A new workplace sitcom called Outsourced premiers on NBC tomorrow night at 9:30 p.m./8:30 central. Here’s the NBC website where you can read about it and catch the preview video. Considering this is the first I’m hearing about it (which doesn’t necessarily mean anything), I figured there might be one or two of you out there who haven’t heard about it either.

Looks like the premise (or goal, rather) is to put a “fresh and funny spotlight on the challenges that come with managing employees overseas,” says Brian Abrams from the New York-based PKPR public relations firm.

One of his clients, workplace behavior expert Aubrey Daniels, says the biggest mistake managers (and HR leaders) make is thinking people are different in other countries.

“The principles that cause people to do their best are the same in India, China, Russia and the rest of the world,” says Daniels, author of OOPS! 13 Management Practices that Waste Time and Money (and what to do instead. “When managers export techniques that they have learned in the United States to other cultures without an understanding of the science of behavior, they are bound to have problems, as I am sure that this series will exploit.”

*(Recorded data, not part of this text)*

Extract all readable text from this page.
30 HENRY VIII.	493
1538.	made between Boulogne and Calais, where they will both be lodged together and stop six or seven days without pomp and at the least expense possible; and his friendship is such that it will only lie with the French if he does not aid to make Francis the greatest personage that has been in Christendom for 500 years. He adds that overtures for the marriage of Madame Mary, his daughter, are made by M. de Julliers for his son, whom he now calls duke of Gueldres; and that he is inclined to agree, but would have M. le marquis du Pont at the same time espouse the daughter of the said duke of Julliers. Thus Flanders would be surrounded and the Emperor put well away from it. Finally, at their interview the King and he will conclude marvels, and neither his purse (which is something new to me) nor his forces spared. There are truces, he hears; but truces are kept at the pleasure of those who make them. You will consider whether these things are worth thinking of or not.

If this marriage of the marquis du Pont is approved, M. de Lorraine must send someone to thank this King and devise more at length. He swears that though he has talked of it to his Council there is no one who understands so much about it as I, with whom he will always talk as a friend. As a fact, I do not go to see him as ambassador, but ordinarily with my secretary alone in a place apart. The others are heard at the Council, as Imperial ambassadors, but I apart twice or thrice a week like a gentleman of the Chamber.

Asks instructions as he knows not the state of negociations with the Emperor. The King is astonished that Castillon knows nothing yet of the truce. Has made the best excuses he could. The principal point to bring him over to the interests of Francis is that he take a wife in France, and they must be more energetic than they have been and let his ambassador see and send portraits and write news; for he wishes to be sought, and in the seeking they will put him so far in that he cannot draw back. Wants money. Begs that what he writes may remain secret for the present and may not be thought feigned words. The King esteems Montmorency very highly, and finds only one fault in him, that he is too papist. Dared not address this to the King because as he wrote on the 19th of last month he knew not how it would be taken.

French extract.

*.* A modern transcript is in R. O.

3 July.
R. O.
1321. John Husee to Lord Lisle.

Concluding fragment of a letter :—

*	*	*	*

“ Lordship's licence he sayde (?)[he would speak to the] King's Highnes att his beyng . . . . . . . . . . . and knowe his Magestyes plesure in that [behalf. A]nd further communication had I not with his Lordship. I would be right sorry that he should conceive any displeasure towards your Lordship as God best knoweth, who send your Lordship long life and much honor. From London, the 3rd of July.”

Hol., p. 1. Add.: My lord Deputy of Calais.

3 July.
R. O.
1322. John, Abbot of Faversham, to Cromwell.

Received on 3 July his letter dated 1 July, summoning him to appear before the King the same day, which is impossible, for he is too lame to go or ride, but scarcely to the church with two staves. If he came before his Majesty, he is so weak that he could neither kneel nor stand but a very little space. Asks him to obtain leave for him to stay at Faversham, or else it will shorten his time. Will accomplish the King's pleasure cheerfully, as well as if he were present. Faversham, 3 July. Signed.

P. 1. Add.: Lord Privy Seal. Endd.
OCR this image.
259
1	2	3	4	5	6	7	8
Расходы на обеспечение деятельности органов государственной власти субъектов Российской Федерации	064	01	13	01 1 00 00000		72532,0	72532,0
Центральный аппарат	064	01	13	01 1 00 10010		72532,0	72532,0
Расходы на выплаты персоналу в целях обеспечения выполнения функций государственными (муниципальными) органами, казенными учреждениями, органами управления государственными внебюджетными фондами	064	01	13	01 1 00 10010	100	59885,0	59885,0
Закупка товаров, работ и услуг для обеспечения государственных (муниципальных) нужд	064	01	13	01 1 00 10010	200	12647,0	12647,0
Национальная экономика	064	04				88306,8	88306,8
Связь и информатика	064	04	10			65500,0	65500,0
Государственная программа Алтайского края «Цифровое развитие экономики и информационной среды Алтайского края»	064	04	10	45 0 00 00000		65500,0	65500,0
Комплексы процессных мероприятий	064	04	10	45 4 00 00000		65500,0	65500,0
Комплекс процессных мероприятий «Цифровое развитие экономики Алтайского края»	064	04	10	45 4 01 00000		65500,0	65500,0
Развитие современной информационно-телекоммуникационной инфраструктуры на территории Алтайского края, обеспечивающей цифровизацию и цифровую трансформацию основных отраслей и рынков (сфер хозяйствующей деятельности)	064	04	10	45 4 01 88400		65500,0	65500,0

Daniels talks about the show in more detail on his blog. Happy reading and TV viewing!

Unhealthy Outlook

Confidence in the future availability of employment-based health benefits fell following passage of the healthcare-reform law, according to a new survey by the nonpartisan Employee Benefit Research Institute in Washington.

In 2010, 52 percent of individuals with employment-based coverage reported they were extremely or very confident that their (or their spouse’s) employer or union would continue to offer health insurance. That’s down from 59 percent in 2009. 

Paul Fronstin, director of EBRI’s health research and education program, says that “people do see the law as detrimental to employment-based health coverage, which is where most Americans currently obtain their health insurance coverage.”

EBRI notes that the weak economy may be contributing to that decline.

Another interesting finding from the survey is that Americans rate their own health plans as generally favorable, with 58 percent of those with health insurance coverage being extremely or very satisfied with their current plan. Three in 10 (30 percent) are somewhat satisfied. 

At the same time, the study finds that a majority of Americans rate the healthcare system as poor (27 percent) or fair (31 percent).